= Liberia in World War I =

Liberia remained neutral for the first years of World War I. On 4 August 1917, in the wake of the declaration of war upon the German Imperial Government by the United States of America (6 April 1917), Liberia joined the Allied side, and is counted amongst the war's victors.

==Background==
Prior to World War I, Liberia was largely impoverished and unstable, and dependent on Germany for around 75% of its foreign trade. The start of the war caused a drop in German trade, with resulting severe effects on the Liberian economy. Although the start of the war globally prevented Liberia from acquiring weapons, the American government consented to sell the Liberians arms at half-price, enabling the Liberian Frontier Force to keep down local insurrections.

==Participation==

Following the outbreak of war, the German trade collapsed. Germany maintained a telegraph station until Liberia declared war on it on 4 August 1917. At that point, the station's garrison was deported.

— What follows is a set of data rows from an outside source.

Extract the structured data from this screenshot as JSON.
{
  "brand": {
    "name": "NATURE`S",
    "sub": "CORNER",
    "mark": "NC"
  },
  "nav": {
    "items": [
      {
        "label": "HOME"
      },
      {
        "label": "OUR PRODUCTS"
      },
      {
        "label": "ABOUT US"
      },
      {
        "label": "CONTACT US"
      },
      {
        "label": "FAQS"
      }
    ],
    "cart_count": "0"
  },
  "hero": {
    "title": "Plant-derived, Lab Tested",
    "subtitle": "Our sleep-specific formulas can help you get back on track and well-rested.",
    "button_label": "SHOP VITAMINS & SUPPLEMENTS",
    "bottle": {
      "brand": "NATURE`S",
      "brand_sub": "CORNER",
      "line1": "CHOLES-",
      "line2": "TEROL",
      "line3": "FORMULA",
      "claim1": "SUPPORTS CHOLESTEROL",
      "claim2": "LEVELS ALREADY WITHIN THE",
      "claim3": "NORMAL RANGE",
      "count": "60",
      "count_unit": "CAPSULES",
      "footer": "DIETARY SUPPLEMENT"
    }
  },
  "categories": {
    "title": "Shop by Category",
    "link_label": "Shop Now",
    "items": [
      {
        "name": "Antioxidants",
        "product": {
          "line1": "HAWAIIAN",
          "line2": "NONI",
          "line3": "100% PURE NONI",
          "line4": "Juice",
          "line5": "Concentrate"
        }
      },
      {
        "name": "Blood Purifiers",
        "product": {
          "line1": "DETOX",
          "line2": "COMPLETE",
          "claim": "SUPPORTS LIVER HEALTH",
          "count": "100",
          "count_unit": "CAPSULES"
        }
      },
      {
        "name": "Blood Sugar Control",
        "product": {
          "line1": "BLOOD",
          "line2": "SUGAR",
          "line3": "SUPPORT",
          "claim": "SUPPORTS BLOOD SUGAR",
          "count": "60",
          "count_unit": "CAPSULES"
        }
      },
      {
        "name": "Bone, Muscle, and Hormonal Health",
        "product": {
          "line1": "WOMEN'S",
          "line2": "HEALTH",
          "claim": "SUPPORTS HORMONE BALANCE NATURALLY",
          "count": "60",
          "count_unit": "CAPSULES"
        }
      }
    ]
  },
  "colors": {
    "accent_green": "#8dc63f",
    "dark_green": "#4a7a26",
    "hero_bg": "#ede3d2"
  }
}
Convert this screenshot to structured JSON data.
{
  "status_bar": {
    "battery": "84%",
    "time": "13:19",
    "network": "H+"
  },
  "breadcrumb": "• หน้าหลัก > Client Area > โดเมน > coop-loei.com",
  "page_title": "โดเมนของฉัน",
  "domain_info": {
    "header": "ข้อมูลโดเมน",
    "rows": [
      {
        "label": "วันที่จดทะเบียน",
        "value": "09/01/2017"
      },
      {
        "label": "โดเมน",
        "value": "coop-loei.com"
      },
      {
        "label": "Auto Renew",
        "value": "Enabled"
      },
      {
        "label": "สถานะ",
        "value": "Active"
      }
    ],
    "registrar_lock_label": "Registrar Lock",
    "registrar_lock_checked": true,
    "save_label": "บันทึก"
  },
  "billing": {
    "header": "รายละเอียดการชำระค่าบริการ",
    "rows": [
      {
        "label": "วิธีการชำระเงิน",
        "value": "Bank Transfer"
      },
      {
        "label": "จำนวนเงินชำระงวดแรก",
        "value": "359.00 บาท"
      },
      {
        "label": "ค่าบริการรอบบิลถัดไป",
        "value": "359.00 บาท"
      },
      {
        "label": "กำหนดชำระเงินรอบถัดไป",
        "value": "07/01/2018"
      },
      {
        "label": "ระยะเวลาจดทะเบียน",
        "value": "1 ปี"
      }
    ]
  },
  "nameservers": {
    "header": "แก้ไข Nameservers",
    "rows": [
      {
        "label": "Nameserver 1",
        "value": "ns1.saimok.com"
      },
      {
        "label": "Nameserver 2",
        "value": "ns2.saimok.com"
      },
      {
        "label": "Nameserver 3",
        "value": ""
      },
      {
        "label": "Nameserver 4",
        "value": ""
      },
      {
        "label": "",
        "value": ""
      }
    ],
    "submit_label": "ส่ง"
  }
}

Liberia had minimal active involvement in the war itself. Monrovia suffered shellings by a German submarine in April 1918, and once more in June 1918 – targeting their former telegraph station – and a small number of Liberian troops served in France, though they did not see combat.

In April 1918 the Liberian government seized German assets in the country, resulting in yet further economic disruption, particularly as German companies had displaced Liberian businesses in the local economy; this was further exacerbated by a German submarine blockade affecting Liberian ship traffic.

As an Allied nation, Liberia received liberty loans from the United States, though this financial support decreased greatly after the end of the war. A loan to "bolster and replace" profits lost as a result of Liberia's involvement was proposed by President Woodrow Wilson, but blocked by the United States Senate.